These two versions seem to be slightly faster (yet that may be noise):
function eval_exp_tweaked_4_serial(N) # ... and range collected
a = collect(range(0, stop=2*pi, length=N))
A = Matrix{ComplexF64}(undef, N, N)
for (j,aj) in pairs(a)
for i in eachindex(a)
@inbounds A[i,j] = cis(100*(a[i]^2 + aj^2))
end
end
return A
end
function eval_exp_tweaked_4_parallel(N) # ... and range collected
a = collect(range(0, stop=2*pi, length=N))
A = Matrix{ComplexF64}(undef, N, N)
Threads.@threads for j in eachindex(a)
for i in eachindex(a)
@inbounds A[i,j] = cis(100*(a[i]^2 + a[j]^2))
end
end
return A
end
Result:
tweaked3: 15.497 ms (3 allocations: 15.27 MiB)
tweaked3_p: 5.139 ms (24 allocations: 15.27 MiB)
tweaked4: 14.773 ms (3 allocations: 15.27 MiB)
tweaked4_p: 4.971 ms (24 allocations: 15.27 MiB)
But I wanted to show the iterations using pairs and eachindex, which are nice because they do not depend on the array index style and also because you can guarantee inbounds with that without having to use the flag. pairs probably gives some speedup depending on how indexes and values are used repeatedly in the loop.
Code
using Test, BenchmarkTools
function eval_exp_tweaked_3_parallel(N) # ... and range collected
a = collect(range(0, stop=2*pi, length=N))
A = Matrix{ComplexF64}(undef, N, N)
@inbounds Threads.@threads for j in 1:N
for i in 1:N
A[i,j] = cis(100*(a[i]^2 + a[j]^2))
end
end
return A
end
function eval_exp_tweaked_3_serial(N) # ... and range collected
a = collect(range(0, stop=2*pi, length=N))

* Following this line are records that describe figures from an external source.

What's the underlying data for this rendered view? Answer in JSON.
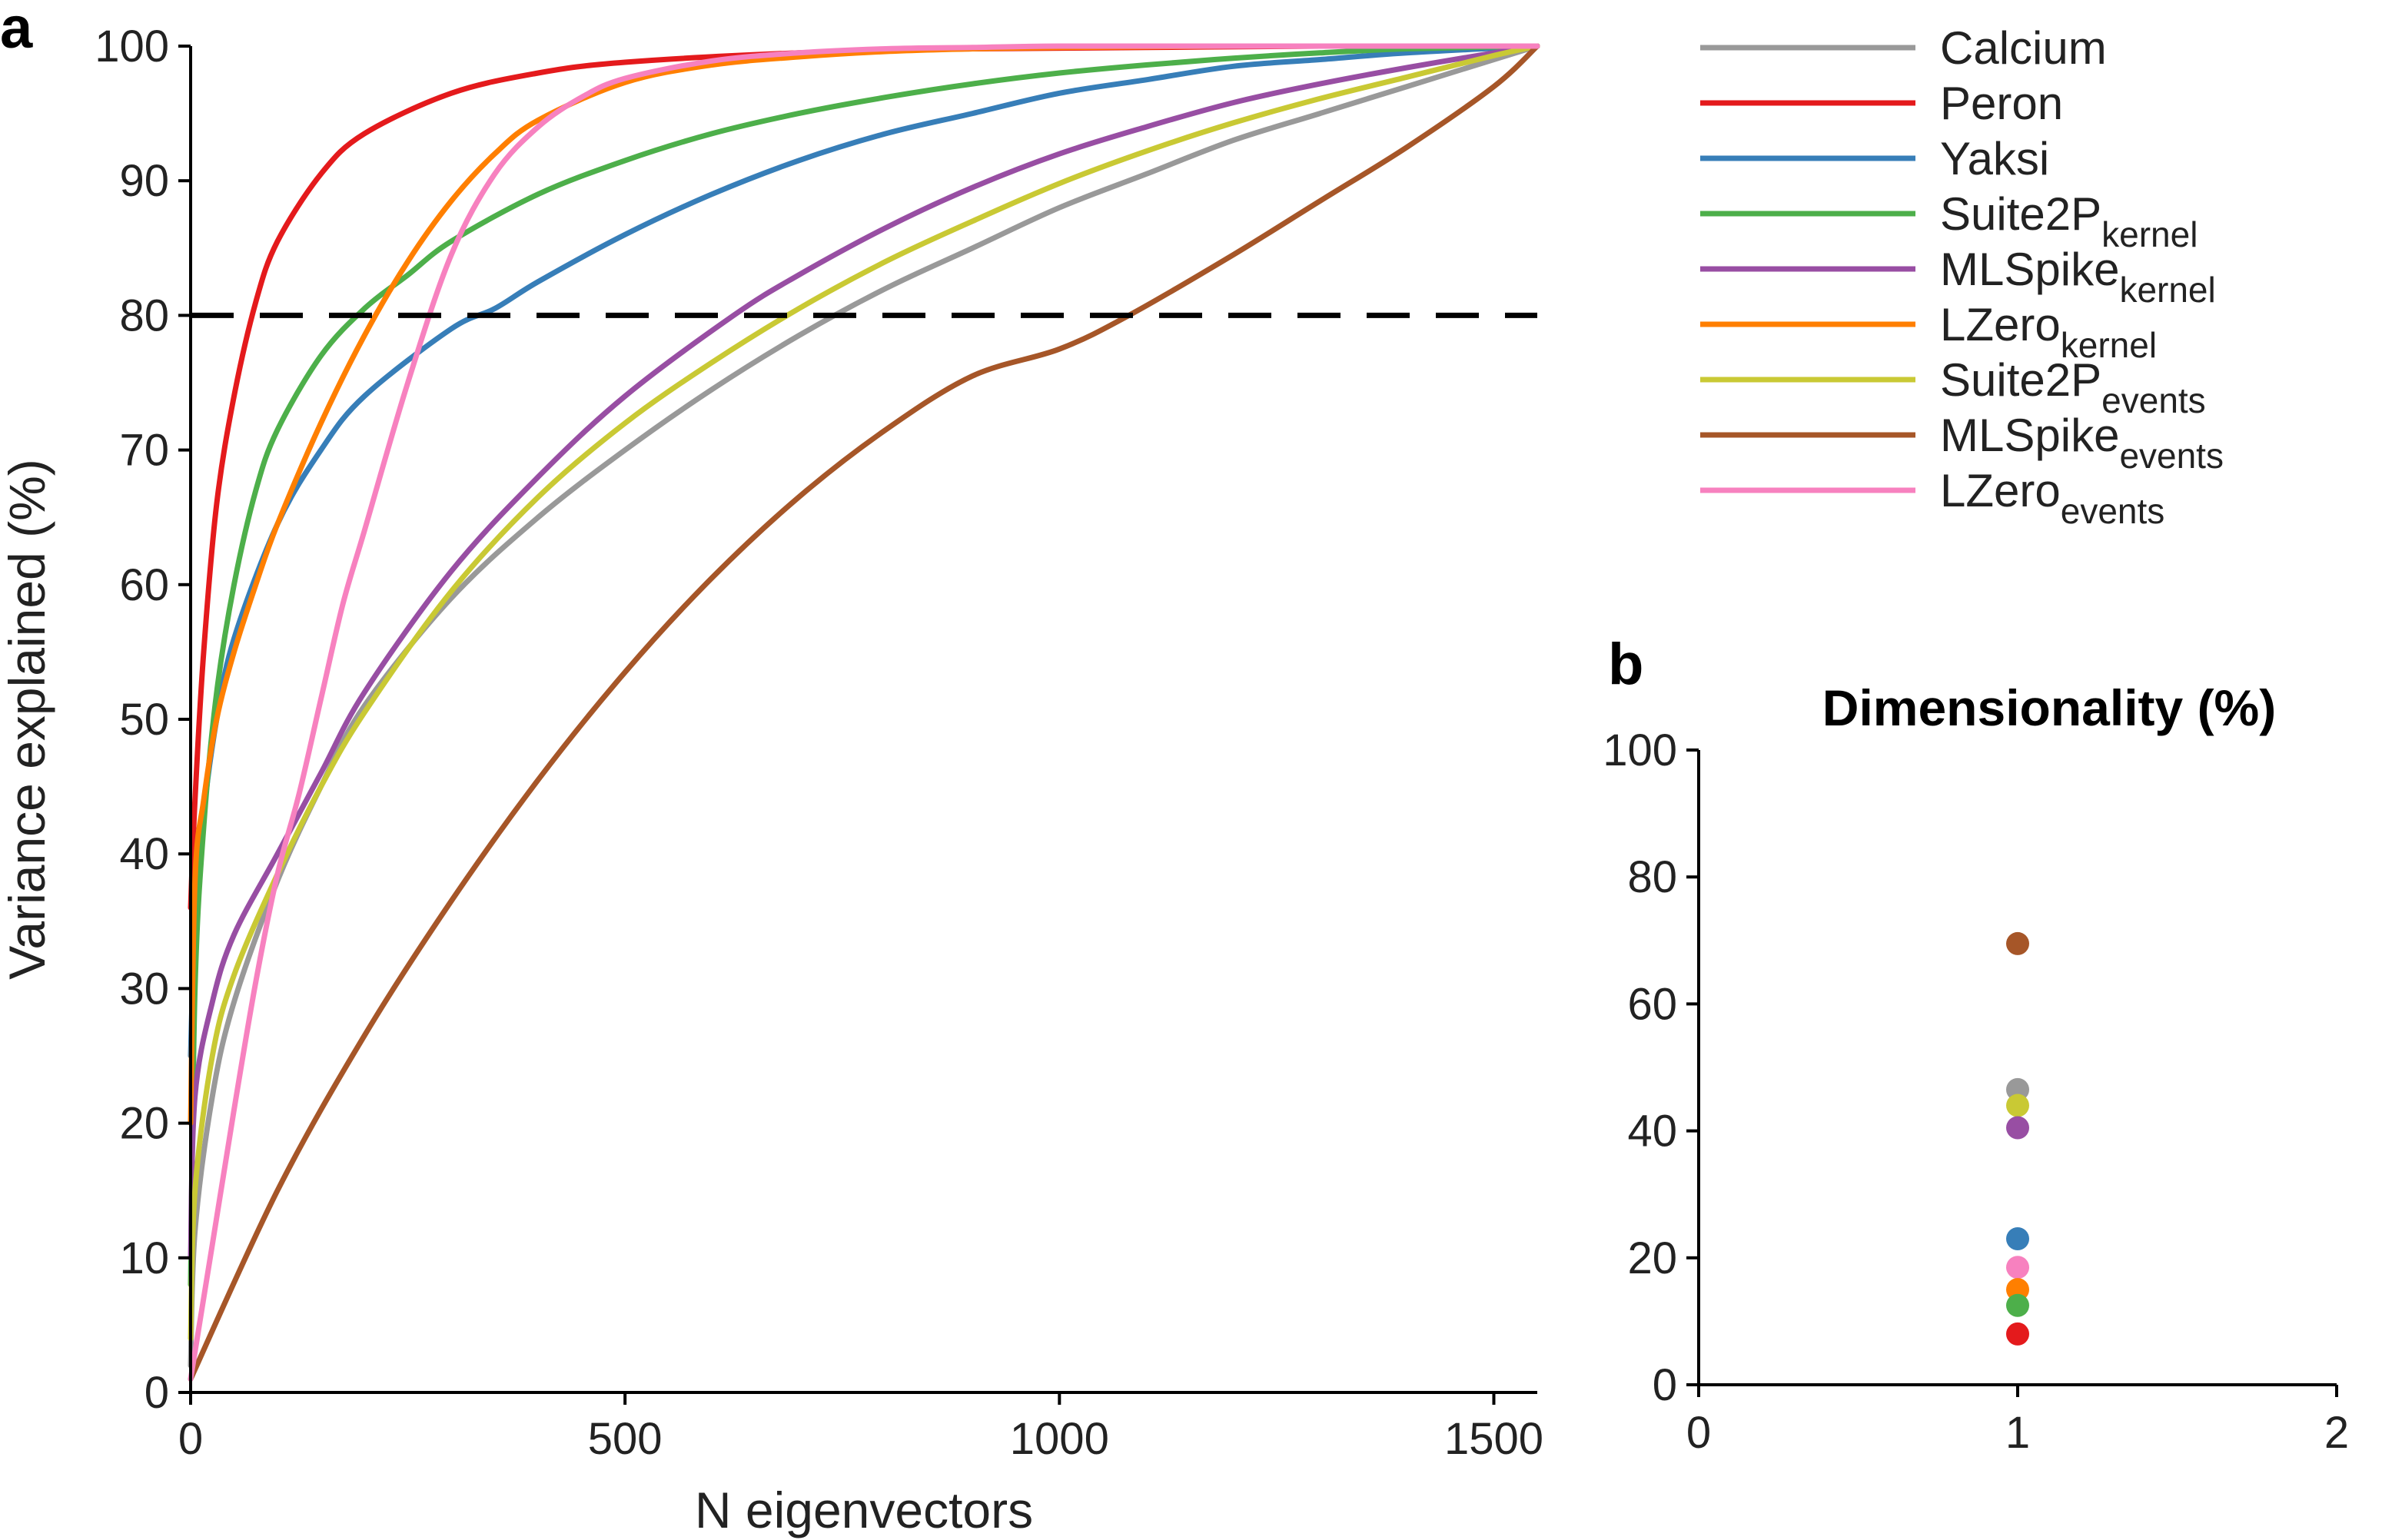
{
  "panel_labels": {
    "a": "a",
    "b": "b"
  },
  "chart_data": [
    {
      "panel": "a",
      "type": "line",
      "title": "",
      "xlabel": "N eigenvectors",
      "ylabel": "Variance explained (%)",
      "xlim": [
        0,
        1550
      ],
      "ylim": [
        0,
        100
      ],
      "xticks": [
        0,
        500,
        1000,
        1500
      ],
      "yticks": [
        0,
        10,
        20,
        30,
        40,
        50,
        60,
        70,
        80,
        90,
        100
      ],
      "grid": false,
      "legend_placement": "right",
      "threshold": {
        "y": 80,
        "style": "dashed",
        "color": "#000000"
      },
      "series": [
        {
          "name": "Calcium",
          "sub": "",
          "color": "#999999",
          "x": [
            0,
            5,
            25,
            50,
            100,
            150,
            200,
            300,
            400,
            500,
            600,
            700,
            800,
            900,
            1000,
            1100,
            1200,
            1300,
            1400,
            1500,
            1550
          ],
          "values": [
            2,
            12,
            22,
            29,
            38,
            45,
            51,
            59,
            65,
            70,
            74.5,
            78.5,
            82,
            85,
            88,
            90.5,
            93,
            95,
            97,
            99,
            100
          ]
        },
        {
          "name": "Peron",
          "sub": "",
          "color": "#e41a1c",
          "x": [
            0,
            5,
            15,
            30,
            50,
            75,
            100,
            150,
            200,
            300,
            400,
            500,
            700,
            900,
            1100,
            1300,
            1550
          ],
          "values": [
            36,
            44,
            55,
            66,
            74,
            81,
            85.5,
            90.5,
            93.5,
            96.5,
            98,
            98.8,
            99.5,
            99.8,
            99.9,
            100,
            100
          ]
        },
        {
          "name": "Yaksi",
          "sub": "",
          "color": "#377eb8",
          "x": [
            0,
            5,
            15,
            30,
            50,
            100,
            150,
            200,
            300,
            350,
            400,
            500,
            600,
            700,
            800,
            900,
            1000,
            1100,
            1200,
            1300,
            1400,
            1550
          ],
          "values": [
            25,
            35,
            43,
            50,
            56,
            64.5,
            70,
            74,
            79,
            80.5,
            82.5,
            86,
            89,
            91.5,
            93.5,
            95,
            96.5,
            97.5,
            98.5,
            99,
            99.5,
            100
          ]
        },
        {
          "name": "Suite2P",
          "sub": "kernel",
          "color": "#4daf4a",
          "x": [
            0,
            5,
            15,
            30,
            50,
            75,
            100,
            150,
            200,
            250,
            300,
            400,
            500,
            600,
            700,
            800,
            900,
            1000,
            1100,
            1200,
            1300,
            1400,
            1550
          ],
          "values": [
            8,
            30,
            42,
            52,
            60,
            67,
            71.5,
            77,
            80.5,
            83,
            85.5,
            89,
            91.5,
            93.5,
            95,
            96.2,
            97.2,
            98,
            98.6,
            99.1,
            99.5,
            99.8,
            100
          ]
        },
        {
          "name": "MLSpike",
          "sub": "kernel",
          "color": "#984ea3",
          "x": [
            0,
            5,
            25,
            50,
            100,
            150,
            200,
            300,
            400,
            500,
            625,
            700,
            800,
            900,
            1000,
            1100,
            1200,
            1300,
            1400,
            1500,
            1550
          ],
          "values": [
            10,
            22,
            29,
            34,
            40,
            46,
            52,
            61,
            68,
            74,
            80,
            83,
            86.5,
            89.5,
            92,
            94,
            95.8,
            97.2,
            98.4,
            99.5,
            100
          ]
        },
        {
          "name": "LZero",
          "sub": "kernel",
          "color": "#ff7f00",
          "x": [
            0,
            5,
            15,
            30,
            50,
            75,
            100,
            150,
            200,
            250,
            300,
            350,
            400,
            500,
            600,
            700,
            800,
            900,
            1000,
            1200,
            1400,
            1550
          ],
          "values": [
            20,
            38,
            44,
            50,
            55,
            60,
            64.5,
            72,
            78.5,
            84,
            88.5,
            92,
            94.5,
            97.3,
            98.6,
            99.2,
            99.6,
            99.8,
            99.9,
            100,
            100,
            100
          ]
        },
        {
          "name": "Suite2P",
          "sub": "events",
          "color": "#c9c934",
          "x": [
            0,
            5,
            25,
            50,
            100,
            150,
            200,
            300,
            400,
            500,
            600,
            700,
            800,
            900,
            1000,
            1100,
            1200,
            1300,
            1400,
            1500,
            1550
          ],
          "values": [
            4,
            15,
            25,
            31,
            38.5,
            45,
            50.5,
            59.5,
            66.5,
            72,
            76.5,
            80.5,
            84,
            87,
            89.8,
            92.2,
            94.3,
            96.1,
            97.7,
            99.3,
            100
          ]
        },
        {
          "name": "MLSpike",
          "sub": "events",
          "color": "#a65628",
          "x": [
            0,
            100,
            200,
            300,
            400,
            500,
            600,
            700,
            800,
            900,
            1000,
            1080,
            1200,
            1300,
            1400,
            1500,
            1550
          ],
          "values": [
            1,
            15,
            26.5,
            36.5,
            45.5,
            53.5,
            60.5,
            66.5,
            71.5,
            75.5,
            77.5,
            80,
            84.5,
            88.5,
            92.5,
            97,
            100
          ]
        },
        {
          "name": "LZero",
          "sub": "events",
          "color": "#f781bf",
          "x": [
            0,
            25,
            50,
            75,
            100,
            125,
            150,
            175,
            200,
            250,
            300,
            350,
            400,
            450,
            500,
            600,
            700,
            800,
            900,
            1000,
            1200,
            1400,
            1550
          ],
          "values": [
            1,
            11,
            21,
            30.5,
            38.5,
            44.5,
            51.5,
            58.5,
            64,
            75,
            84.5,
            90.5,
            94,
            96.2,
            97.6,
            98.9,
            99.5,
            99.8,
            99.9,
            100,
            100,
            100,
            100
          ]
        }
      ]
    },
    {
      "panel": "b",
      "type": "scatter",
      "title": "Dimensionality (%)",
      "xlabel": "",
      "ylabel": "",
      "xlim": [
        0,
        2
      ],
      "ylim": [
        0,
        100
      ],
      "xticks": [
        0,
        1,
        2
      ],
      "yticks": [
        0,
        20,
        40,
        60,
        80,
        100
      ],
      "grid": false,
      "points": [
        {
          "x": 1,
          "y": 69.5,
          "color": "#a65628"
        },
        {
          "x": 1,
          "y": 46.5,
          "color": "#999999"
        },
        {
          "x": 1,
          "y": 44,
          "color": "#c9c934"
        },
        {
          "x": 1,
          "y": 40.5,
          "color": "#984ea3"
        },
        {
          "x": 1,
          "y": 23,
          "color": "#377eb8"
        },
        {
          "x": 1,
          "y": 18.5,
          "color": "#f781bf"
        },
        {
          "x": 1,
          "y": 15,
          "color": "#ff7f00"
        },
        {
          "x": 1,
          "y": 12.5,
          "color": "#4daf4a"
        },
        {
          "x": 1,
          "y": 8,
          "color": "#e41a1c"
        }
      ]
    }
  ]
}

A = Matrix{ComplexF64}(undef, N, N)
@inbounds for j in 1:N
for i in 1:N
A[i,j] = cis(100*(a[i]^2 + a[j]^2))
end
end
return A
end
function eval_exp_tweaked_4_serial(N) # ... and range collected
a = collect(range(0, stop=2*pi, length=N))
A = Matrix{ComplexF64}(undef, N, N)
for (j,aj) in pairs(a)
for i in eachindex(a)
@inbounds A[i,j] = cis(100*(a[i]^2 + aj^2))
end
end
return A
end
function eval_exp_tweaked_4_parallel(N) # ... and range collected
a = collect(range(0, stop=2*pi, length=N))
A = Matrix{ComplexF64}(undef, N, N)
Threads.@threads for j in eachindex(a)
for i in eachindex(a)
@inbounds A[i,j] = cis(100*(a[i]^2 + a[j]^2))
end
end
return A
end
N = 10000
@test eval_exp_tweaked_3_serial(N) ≈ eval_exp_tweaked_4_serial(N) ≈
eval_exp_tweaked_3_parallel(N) ≈ eval_exp_tweaked_4_parallel(N)
print("tweaked3:"); @btime eval_exp_tweaked_3_serial($N)
print("tweaked3_p:"); @btime eval_exp_tweaked_3_parallel($N)
print("tweaked4:"); @btime eval_exp_tweaked_4_serial($N)
print("tweaked4_p:"); @btime eval_exp_tweaked_4_parallel($N)
nothing